Parse the scenario into Kantian terms. If you lie to a prospective murderer to save a prospective victim, that makes lying your action, but not the maxim on which you act. Rather, the maxim on which you act would be "prevent murder!", or, "protect human lives!", or something like that. It is the maxim on which you act, not your act itself, that the Categorical Imperative exists to vet.

And how does the vetting turn out in this case? Successful, of course. If every human, forced by a universal law, acted to prevent murder, protect human lives, etc, that would be possible to do without contradiction, and easy --- let alone possible! --- for me to reasonably wish for.

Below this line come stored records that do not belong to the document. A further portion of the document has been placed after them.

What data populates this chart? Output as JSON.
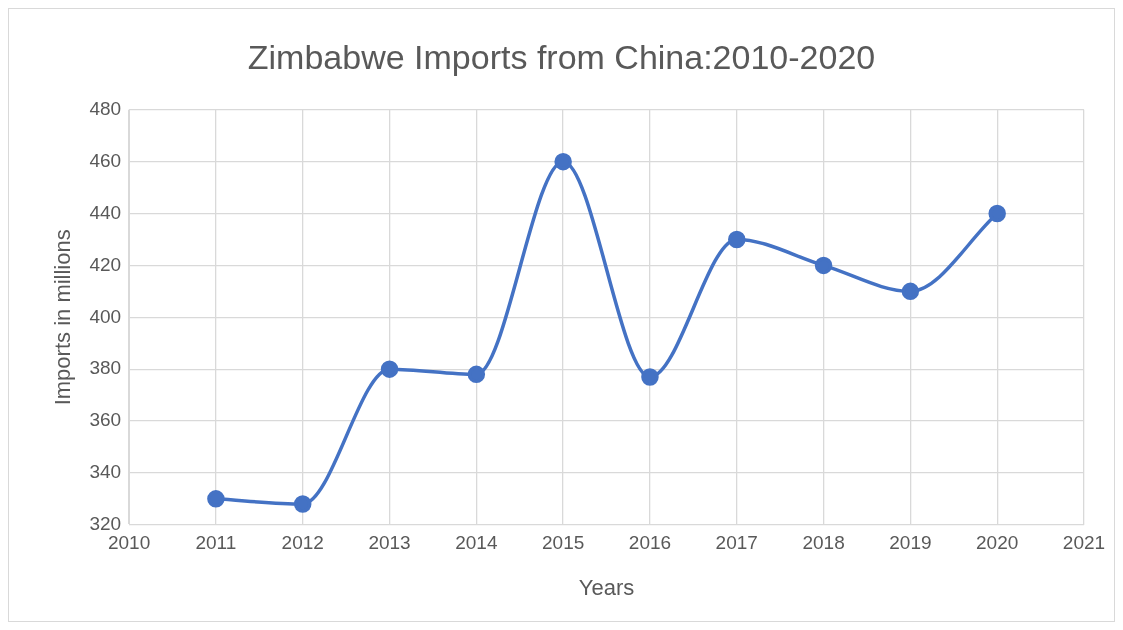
{
  "chart_data": {
    "type": "line",
    "title": "Zimbabwe Imports from China:2010-2020",
    "xlabel": "Years",
    "ylabel": "Imports in millions",
    "x": [
      2011,
      2012,
      2013,
      2014,
      2015,
      2016,
      2017,
      2018,
      2019,
      2020
    ],
    "series": [
      {
        "color": "#4472c4",
        "values": [
          330,
          328,
          380,
          378,
          460,
          377,
          430,
          420,
          410,
          440
        ]
      }
    ],
    "xlim": [
      2010,
      2021
    ],
    "xticks": [
      2010,
      2011,
      2012,
      2013,
      2014,
      2015,
      2016,
      2017,
      2018,
      2019,
      2020,
      2021
    ],
    "ylim": [
      320,
      480
    ],
    "yticks": [
      320,
      340,
      360,
      380,
      400,
      420,
      440,
      460,
      480
    ],
    "grid": true,
    "legend": false,
    "marker": "circle",
    "line_style": "solid"
  }
}
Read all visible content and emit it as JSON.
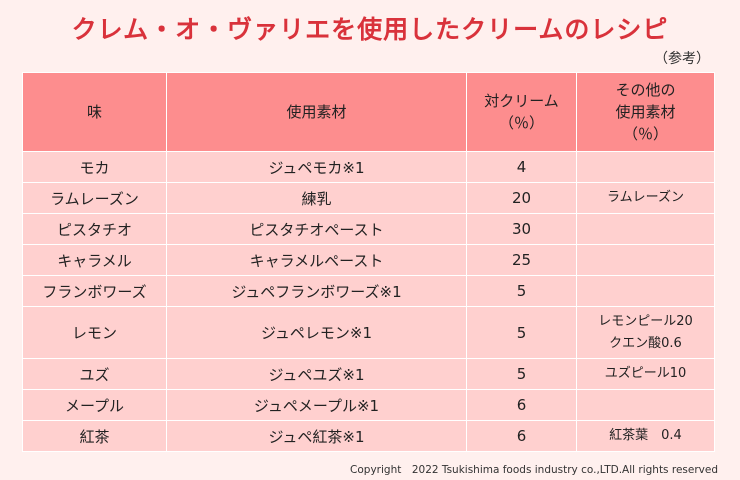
{
  "title": "クレム・オ・ヴァリエを使用したクリームのレシピ",
  "reference_note": "（参考）",
  "table": {
    "headers": {
      "flavor": "味",
      "material": "使用素材",
      "ratio_line1": "対クリーム",
      "ratio_line2": "（％）",
      "other_line1": "その他の",
      "other_line2": "使用素材",
      "other_line3": "（％）"
    },
    "rows": [
      {
        "flavor": "モカ",
        "material": "ジュペモカ※1",
        "ratio": "4",
        "extra": [
          "",
          ""
        ]
      },
      {
        "flavor": "ラムレーズン",
        "material": "練乳",
        "ratio": "20",
        "extra": [
          "ラムレーズン",
          ""
        ]
      },
      {
        "flavor": "ピスタチオ",
        "material": "ピスタチオペースト",
        "ratio": "30",
        "extra": [
          "",
          ""
        ]
      },
      {
        "flavor": "キャラメル",
        "material": "キャラメルペースト",
        "ratio": "25",
        "extra": [
          "",
          ""
        ]
      },
      {
        "flavor": "フランボワーズ",
        "material": "ジュペフランボワーズ※1",
        "ratio": "5",
        "extra": [
          "",
          ""
        ]
      },
      {
        "flavor": "レモン",
        "material": "ジュペレモン※1",
        "ratio": "5",
        "extra": [
          "レモンピール20",
          "クエン酸0.6"
        ]
      },
      {
        "flavor": "ユズ",
        "material": "ジュペユズ※1",
        "ratio": "5",
        "extra": [
          "ユズピール10",
          ""
        ]
      },
      {
        "flavor": "メープル",
        "material": "ジュペメープル※1",
        "ratio": "6",
        "extra": [
          "",
          ""
        ]
      },
      {
        "flavor": "紅茶",
        "material": "ジュペ紅茶※1",
        "ratio": "6",
        "extra": [
          "紅茶葉　0.4",
          ""
        ]
      }
    ]
  },
  "copyright": "Copyright　2022 Tsukishima foods industry co.,LTD.All rights reserved",
  "colors": {
    "title": "#d9323b",
    "header_bg": "#fd8d8e",
    "cell_bg": "#ffd0cf",
    "page_bg": "#fff0ee"
  }
}
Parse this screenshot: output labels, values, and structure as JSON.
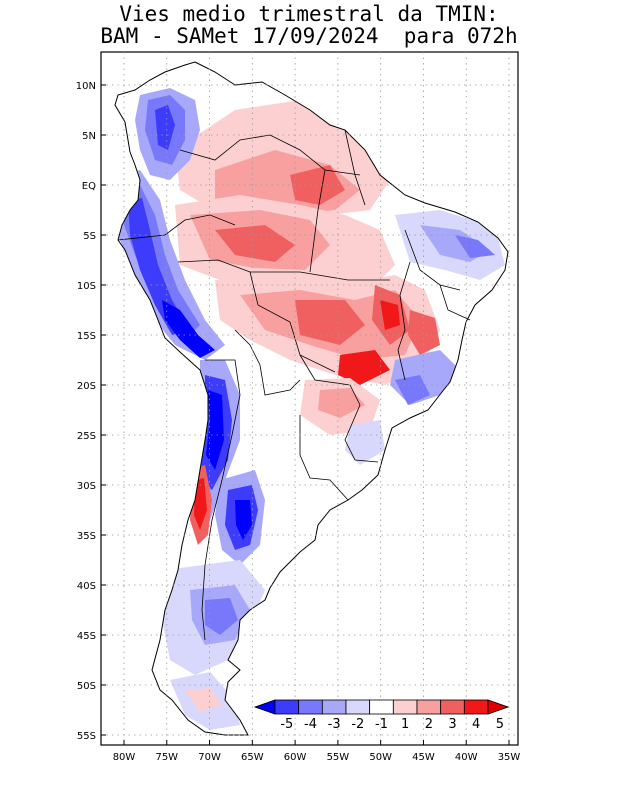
{
  "title": {
    "line1": "Vies medio trimestral da TMIN:",
    "line2": "BAM - SAMet 17/09/2024  para 072h"
  },
  "map": {
    "lon_range": [
      -83,
      -34
    ],
    "lat_range": [
      -56,
      13
    ],
    "lat_ticks": [
      {
        "value": 10,
        "label": "10N"
      },
      {
        "value": 5,
        "label": "5N"
      },
      {
        "value": 0,
        "label": "EQ"
      },
      {
        "value": -5,
        "label": "5S"
      },
      {
        "value": -10,
        "label": "10S"
      },
      {
        "value": -15,
        "label": "15S"
      },
      {
        "value": -20,
        "label": "20S"
      },
      {
        "value": -25,
        "label": "25S"
      },
      {
        "value": -30,
        "label": "30S"
      },
      {
        "value": -35,
        "label": "35S"
      },
      {
        "value": -40,
        "label": "40S"
      },
      {
        "value": -45,
        "label": "45S"
      },
      {
        "value": -50,
        "label": "50S"
      },
      {
        "value": -55,
        "label": "55S"
      }
    ],
    "lon_ticks": [
      {
        "value": -80,
        "label": "80W"
      },
      {
        "value": -75,
        "label": "75W"
      },
      {
        "value": -70,
        "label": "70W"
      },
      {
        "value": -65,
        "label": "65W"
      },
      {
        "value": -60,
        "label": "60W"
      },
      {
        "value": -55,
        "label": "55W"
      },
      {
        "value": -50,
        "label": "50W"
      },
      {
        "value": -45,
        "label": "45W"
      },
      {
        "value": -40,
        "label": "40W"
      },
      {
        "value": -35,
        "label": "35W"
      }
    ],
    "colors": {
      "land_neutral": "#ffffff",
      "grid": "#9a9a9a",
      "border": "#000000"
    }
  },
  "colorbar": {
    "labels": [
      "-5",
      "-4",
      "-3",
      "-2",
      "-1",
      "1",
      "2",
      "3",
      "4",
      "5"
    ],
    "colors": [
      "#0000ff",
      "#3c3cfa",
      "#7878fa",
      "#a8a8fa",
      "#d8d8fc",
      "#ffffff",
      "#fcd0d0",
      "#f8a0a0",
      "#f06060",
      "#f01818",
      "#e00000"
    ]
  }
}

Hence, I don't see how Kant can reach the conclusion in his article, that you should rat out the victim by telling the truth to the murderer. The only way I could conceive of him reaching it is by mistaking your action (of lying) for your maxim. This would be a freshman category error, embarrassing enough in a community-college philosophy-101 course. That Kant would make such a trivial mistake seems utterly incongruent with his stature as a philosopher. And yet, that's what he seems to have done here.
joefromchicago
 
  1  
Reply Mon 18 Mar, 2013 06:07 am
@Thomas,
Thomas wrote:
Parse the scenario into Kantian terms. If you lie to a prospective murderer to save a prospective victim, that makes lying your action, but not the maxim on which you act. Rather, the maxim on which you act would be "prevent murder!", or, "protect human lives!", or something like that. It is the maxim on which you act, not your act itself, that the Categorical Imperative exists to vet.

"Prevent murder" and "protect human lives" aren't acts, they're motives. The categorical imperative isn't about motives, it's about acts. Kant was very clear about that. You're still trying to turn Kant into a utilitarian.